Das zweite Modul in „Beethovens Werkstatt“ – erste Schritte
„Beethoven als Bearbeiter eigener Werke“ lautet der Titel des zweiten Moduls, mit dem ein weiterer Aspekt des kompositorischen Denkens bei Beethoven durch die Kombination mit digitalen Methoden in neuartiger Weise erforscht werden soll. Variantenbildung war das Kernthema des ersten Moduls, dessen Ergebnisse auch in den jetzigen Arbeiten sichtbar werden. Denn Bearbeitungsmaßnahmen sind Teil des kompositorischen Alltags Beethovens und somit im weitesten Sinne Varianten auf einer Makroebene. Die im Glossar erarbeiteten Definitionen des ersten Moduls werden demnach nun ggf. um neue Aspekte ergänzt.
Ziel des zweiten Moduls ist, neben der Entwicklung eines Werkzeugs zum weitgehend automatischen Vergleich von verschiedenen Fassungen eines Werks, das Erproben der Darstellungsmöglichkeiten von Ähnlichkeitsbeziehungen zwischen Fassungen sowie die Implementierung einer Audio-Komponente. Neben diesen Analysemöglichkeiten soll innerhalb der digitalen Darstellung der Werke auch eine musikalische Suchfunktion eingebaut werden – diese befindet sich allerdings noch in der Planungs- und Definitionsphase. Voraussetzung für die Entwicklung entsprechender Werkzeuge sind klar definierte methodische Ansätze, deren Gestaltung und Umsetzung – wie bereits festzustellen war – intensive Diskussionen erfordern.
Ein erstes Werkzeug zum Fassungsvergleich und zur Visualisierung von Ähnlichkeitsbeziehungen befindet sich in der Entwicklungs- und Testphase und wird zeitnah auf unserer Webseite bereitgestellt. Eine integrierte Funktion soll die farbliche Hervorhebung von „Invarianz“ bzw. „Differenz“ und „Varianz“ (verschiedener Abstufungen) sein. Darüber hinaus werden eine Visualisierung der „rhythmischen Ähnlichkeiten bzw. Übereinstimmungen“ (hier vorerst als „event density“ = Ereignisdichte bezeichnet) und erste Ansätze einer automatischen harmonischen Analyse angestrebt.

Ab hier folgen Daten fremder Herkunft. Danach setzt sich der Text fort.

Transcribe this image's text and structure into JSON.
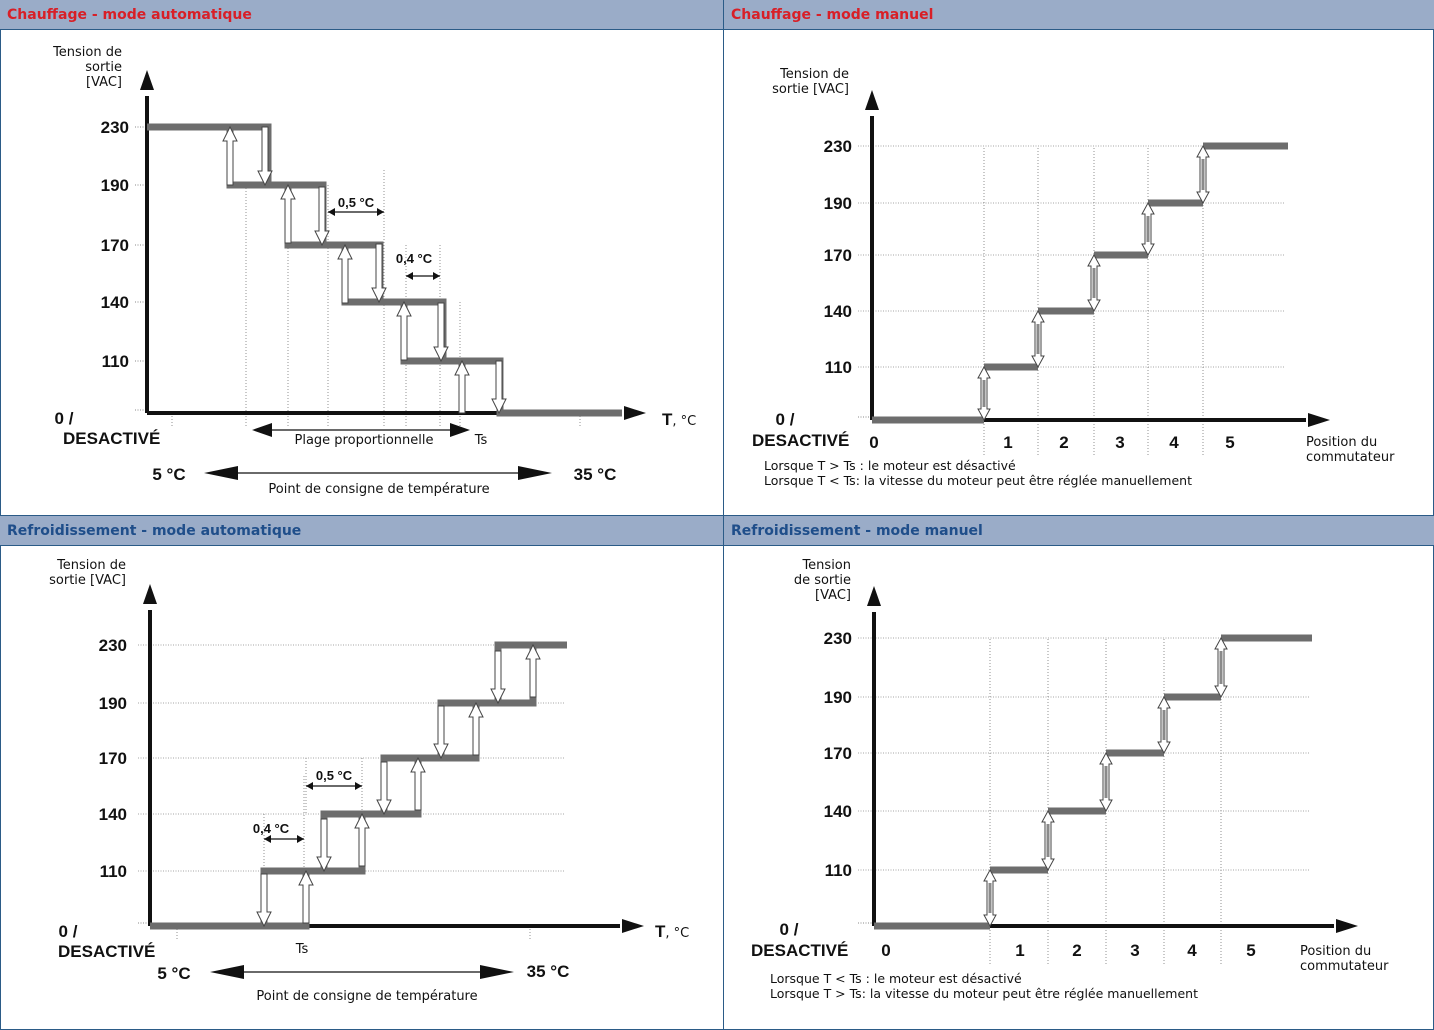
{
  "panels": [
    {
      "id": "heat_auto",
      "title": "Chauffage - mode automatique",
      "kind": "auto",
      "y_label_lines": [
        "Tension de",
        "sortie",
        "[VAC]"
      ],
      "y_ticks": [
        "230",
        "190",
        "170",
        "140",
        "110"
      ],
      "zero_label": "0 /",
      "off_label": "DESACTIVÉ",
      "x_axis_bold": "T",
      "x_axis_unit": ", °C",
      "step_values": [
        230,
        190,
        170,
        140,
        110,
        0
      ],
      "hysteresis_labels": [
        "0,5 °C",
        "0,4 °C"
      ],
      "band_label": "Plage proportionnelle",
      "ts_label": "Ts",
      "range_min": "5 °C",
      "range_max": "35 °C",
      "range_label": "Point de consigne de température"
    },
    {
      "id": "heat_manual",
      "title": "Chauffage - mode manuel",
      "kind": "manual",
      "y_label_lines": [
        "Tension de",
        "sortie [VAC]"
      ],
      "y_ticks": [
        "230",
        "190",
        "170",
        "140",
        "110"
      ],
      "zero_label": "0 /",
      "off_label": "DESACTIVÉ",
      "positions": [
        "0",
        "1",
        "2",
        "3",
        "4",
        "5"
      ],
      "x_label_lines": [
        "Position du",
        "commutateur"
      ],
      "notes": [
        "Lorsque T > Ts : le moteur est désactivé",
        "Lorsque T < Ts: la vitesse du moteur peut être réglée manuellement"
      ]
    },
    {
      "id": "cool_auto",
      "title": "Refroidissement - mode automatique",
      "kind": "auto",
      "y_label_lines": [
        "Tension de",
        "sortie [VAC]"
      ],
      "y_ticks": [
        "230",
        "190",
        "170",
        "140",
        "110"
      ],
      "zero_label": "0 /",
      "off_label": "DESACTIVÉ",
      "x_axis_bold": "T",
      "x_axis_unit": ", °C",
      "step_values": [
        0,
        110,
        140,
        170,
        190,
        230
      ],
      "hysteresis_labels": [
        "0,5 °C",
        "0,4 °C"
      ],
      "ts_label": "Ts",
      "range_min": "5 °C",
      "range_max": "35 °C",
      "range_label": "Point de consigne de température"
    },
    {
      "id": "cool_manual",
      "title": "Refroidissement - mode manuel",
      "kind": "manual",
      "y_label_lines": [
        "Tension",
        "de sortie",
        "[VAC]"
      ],
      "y_ticks": [
        "230",
        "190",
        "170",
        "140",
        "110"
      ],
      "zero_label": "0 /",
      "off_label": "DESACTIVÉ",
      "positions": [
        "0",
        "1",
        "2",
        "3",
        "4",
        "5"
      ],
      "x_label_lines": [
        "Position du",
        "commutateur"
      ],
      "notes": [
        "Lorsque T < Ts : le moteur est désactivé",
        "Lorsque T > Ts: la vitesse du moteur peut être réglée manuellement"
      ]
    }
  ],
  "colors": {
    "heat_title": "#d81f27",
    "cool_title": "#1f4e8a",
    "header_bg": "#9aacc8",
    "step_line": "#6d6d6d",
    "axis": "#111111"
  }
}
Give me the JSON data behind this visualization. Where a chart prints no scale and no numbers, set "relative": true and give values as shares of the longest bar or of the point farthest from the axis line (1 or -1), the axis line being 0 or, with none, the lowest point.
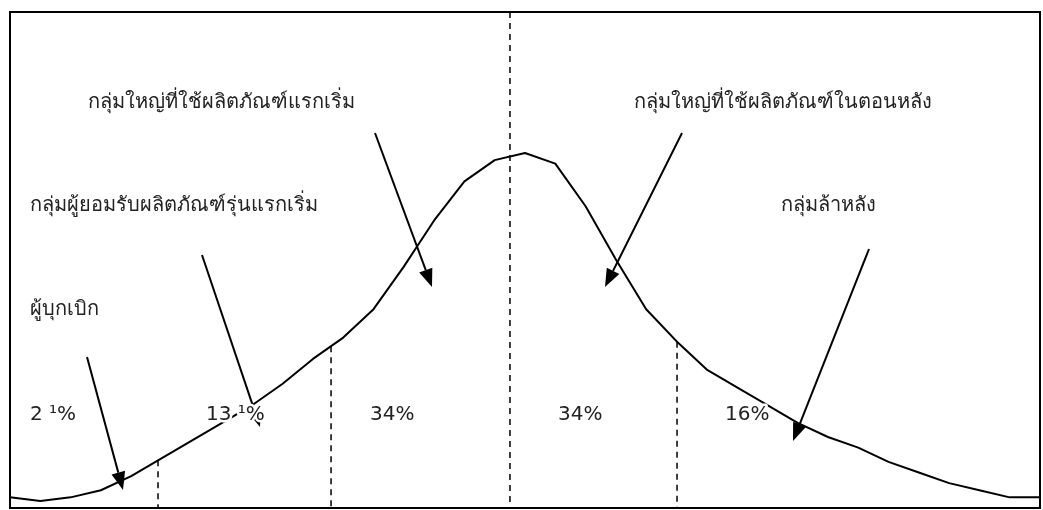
{
  "chart_data": {
    "type": "line",
    "relative": true,
    "line_style": "solid",
    "categories": [
      null,
      null,
      null,
      null,
      null,
      null,
      null,
      null,
      null,
      null,
      null,
      null,
      null,
      null,
      null,
      null,
      null,
      null,
      null,
      null,
      null,
      null,
      null,
      null,
      null,
      null,
      null,
      null,
      null,
      null,
      null,
      null,
      null,
      null,
      null
    ],
    "series": [
      {
        "color": "#000000",
        "values": [
          0.03,
          0.02,
          0.03,
          0.05,
          0.09,
          0.14,
          0.19,
          0.24,
          0.29,
          0.35,
          0.42,
          0.48,
          0.56,
          0.68,
          0.81,
          0.92,
          0.98,
          1,
          0.97,
          0.85,
          0.7,
          0.56,
          0.47,
          0.39,
          0.34,
          0.29,
          0.24,
          0.2,
          0.17,
          0.13,
          0.1,
          0.07,
          0.05,
          0.03,
          0.03
        ]
      }
    ],
    "annotations": [
      "กลุ่มใหญ่ที่ใช้ผลิตภัณฑ์แรกเริ่ม",
      "กลุ่มใหญ่ที่ใช้ผลิตภัณฑ์ในตอนหลัง",
      "กลุ่มผู้ยอมรับผลิตภัณฑ์รุ่นแรกเริ่ม",
      "กลุ่มล้าหลัง",
      "ผู้บุกเบิก",
      "2 ¹%",
      "13 ¹%",
      "34%",
      "34%",
      "16%"
    ]
  }
}
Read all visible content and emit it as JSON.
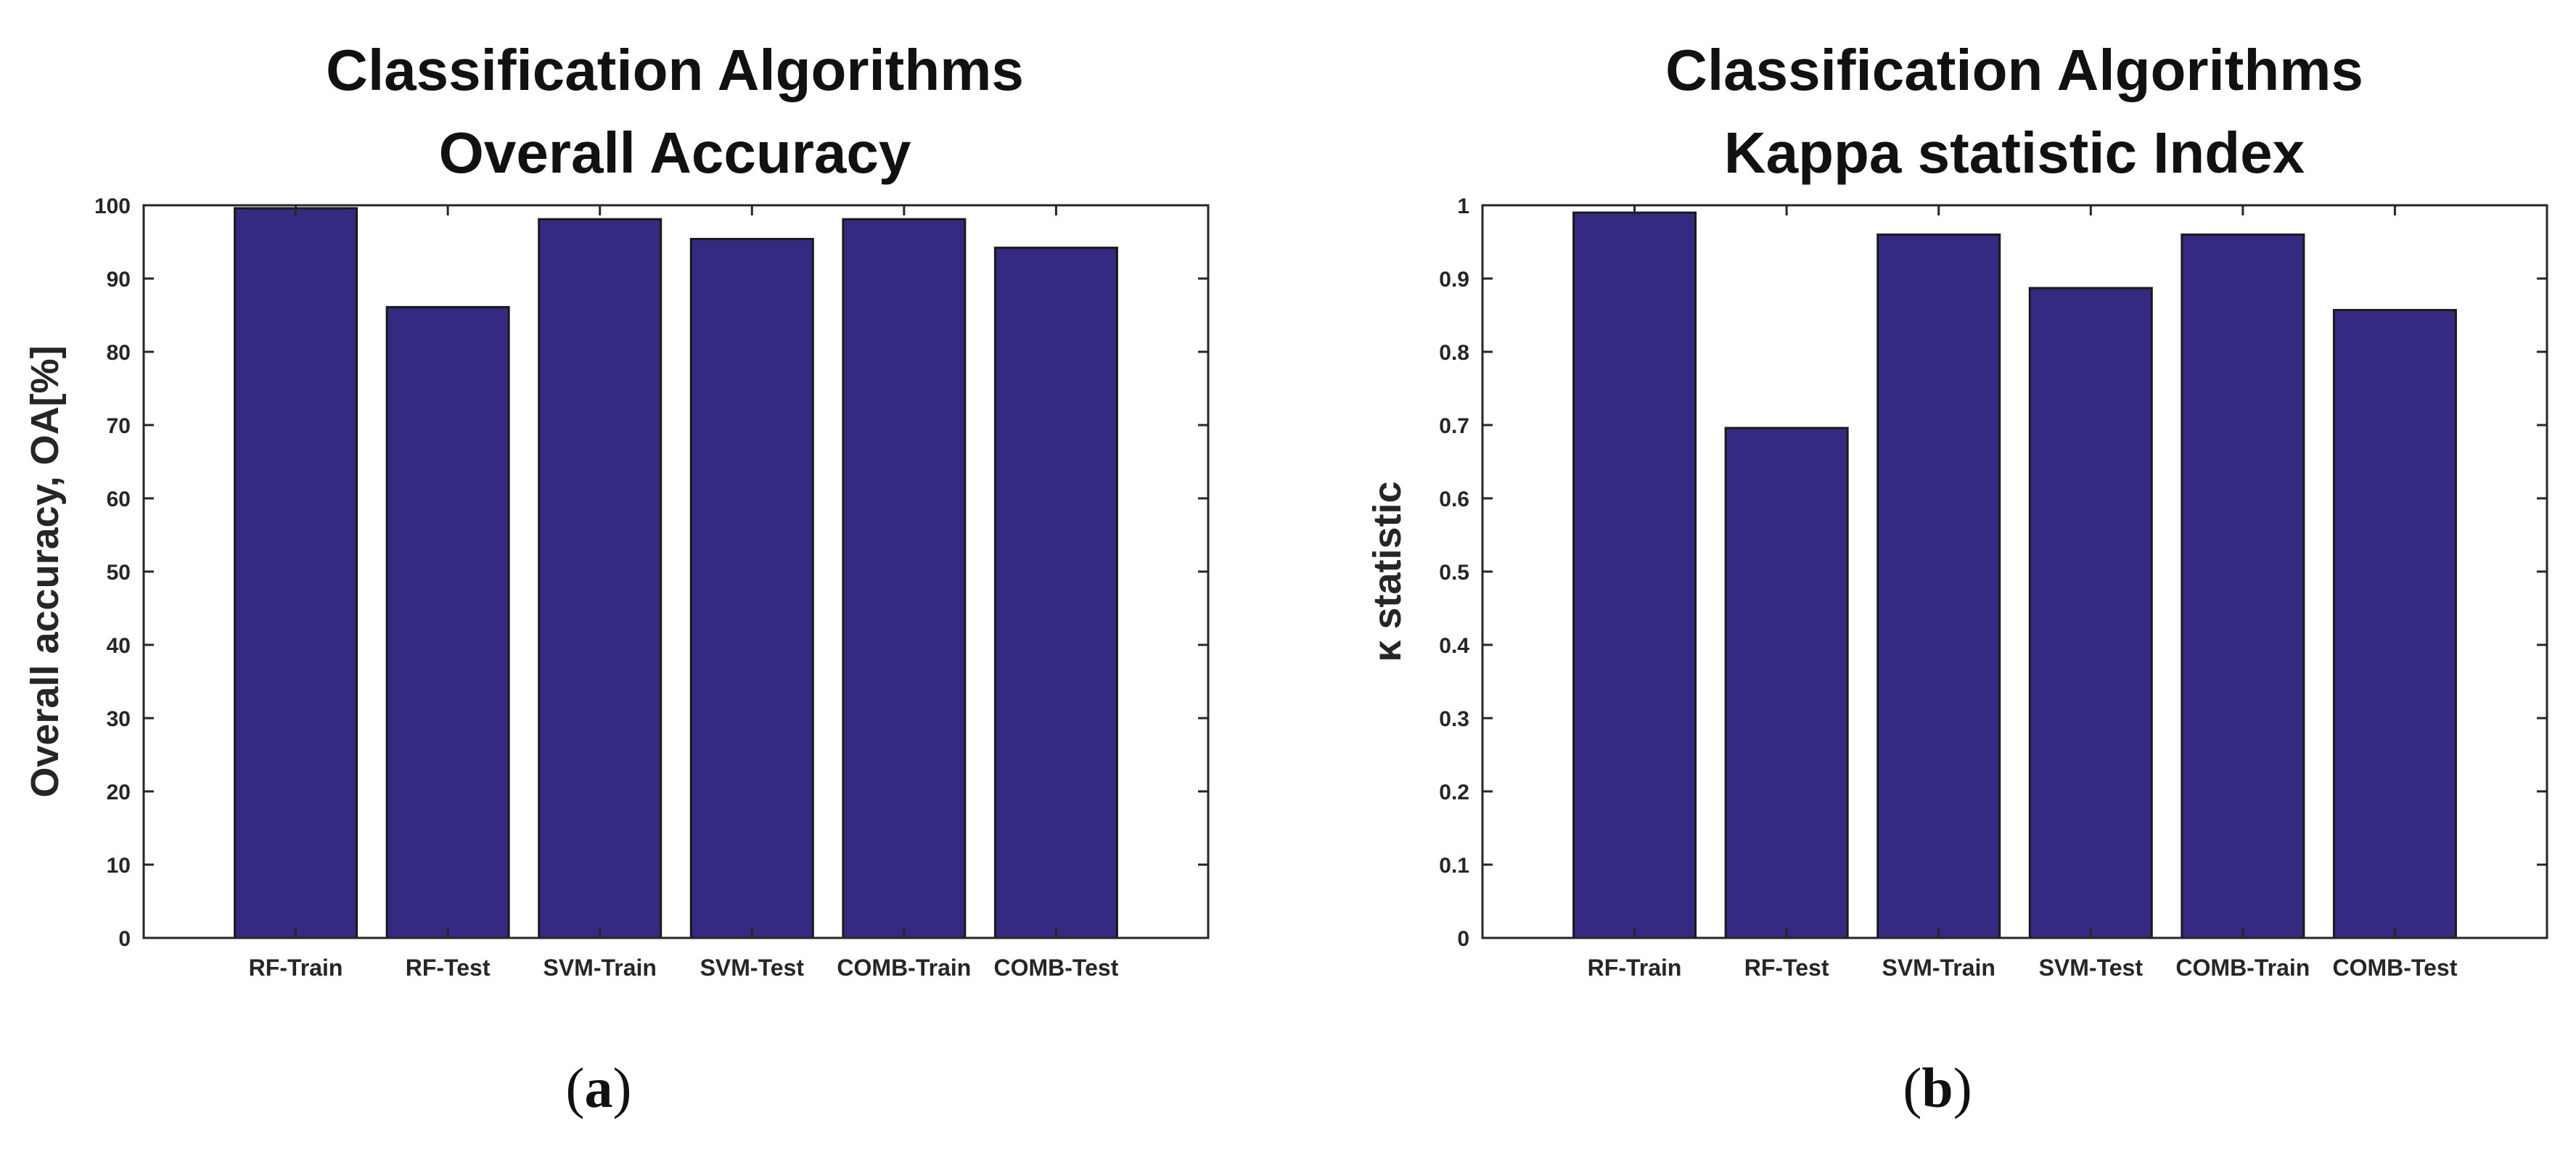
{
  "style": {
    "bar_color": "#342a82",
    "bar_edge": "#1a1a1a",
    "text_color": "#262626",
    "axis_color": "#262626"
  },
  "chart_data": [
    {
      "type": "bar",
      "title": [
        "Classification Algorithms",
        "Overall Accuracy"
      ],
      "xlabel": "",
      "ylabel": "Overall accuracy, OA[%]",
      "categories": [
        "RF-Train",
        "RF-Test",
        "SVM-Train",
        "SVM-Test",
        "COMB-Train",
        "COMB-Test"
      ],
      "values": [
        99.6,
        86.1,
        98.1,
        95.4,
        98.1,
        94.2
      ],
      "ylim": [
        0,
        100
      ],
      "yticks": [
        "0",
        "10",
        "20",
        "30",
        "40",
        "50",
        "60",
        "70",
        "80",
        "90",
        "100"
      ],
      "grid": false,
      "caption": "a"
    },
    {
      "type": "bar",
      "title": [
        "Classification Algorithms",
        "Kappa statistic Index"
      ],
      "xlabel": "",
      "ylabel": "κ statistic",
      "categories": [
        "RF-Train",
        "RF-Test",
        "SVM-Train",
        "SVM-Test",
        "COMB-Train",
        "COMB-Test"
      ],
      "values": [
        0.99,
        0.696,
        0.96,
        0.887,
        0.96,
        0.857
      ],
      "ylim": [
        0,
        1
      ],
      "yticks": [
        "0",
        "0.1",
        "0.2",
        "0.3",
        "0.4",
        "0.5",
        "0.6",
        "0.7",
        "0.8",
        "0.9",
        "1"
      ],
      "grid": false,
      "caption": "b"
    }
  ]
}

Derzeit werden folgende Werke in den Blick genommen: Op. 14/1 (Klaviersonate und Bearbeitung für Streichquartett), Op. 133/134 (Große Fuge für Streichquartett und Bearbeitung für Klavier zu vier Händen) sowie Op. 121b (Opferlied mit Klavierauszug) und Op. 122 (Bundeslied mit Klavierauszug). Geplant ist auch eine Behandlung des Violinkonzerts D-Dur op. 61 mit der Bearbeitung als Klavierkonzert sowie der Bearbeitung des Septetts Es-Dur op. 20 als Klaviertrio Es-Dur op. 38. An diesem Fall sollen in Zusammenarbeit mit dem Zentrum für Musik- und Filminformatik der Hochschule für Musik in Detmold auch Formen der Einbindung der Audio-Komponente erprobt werden.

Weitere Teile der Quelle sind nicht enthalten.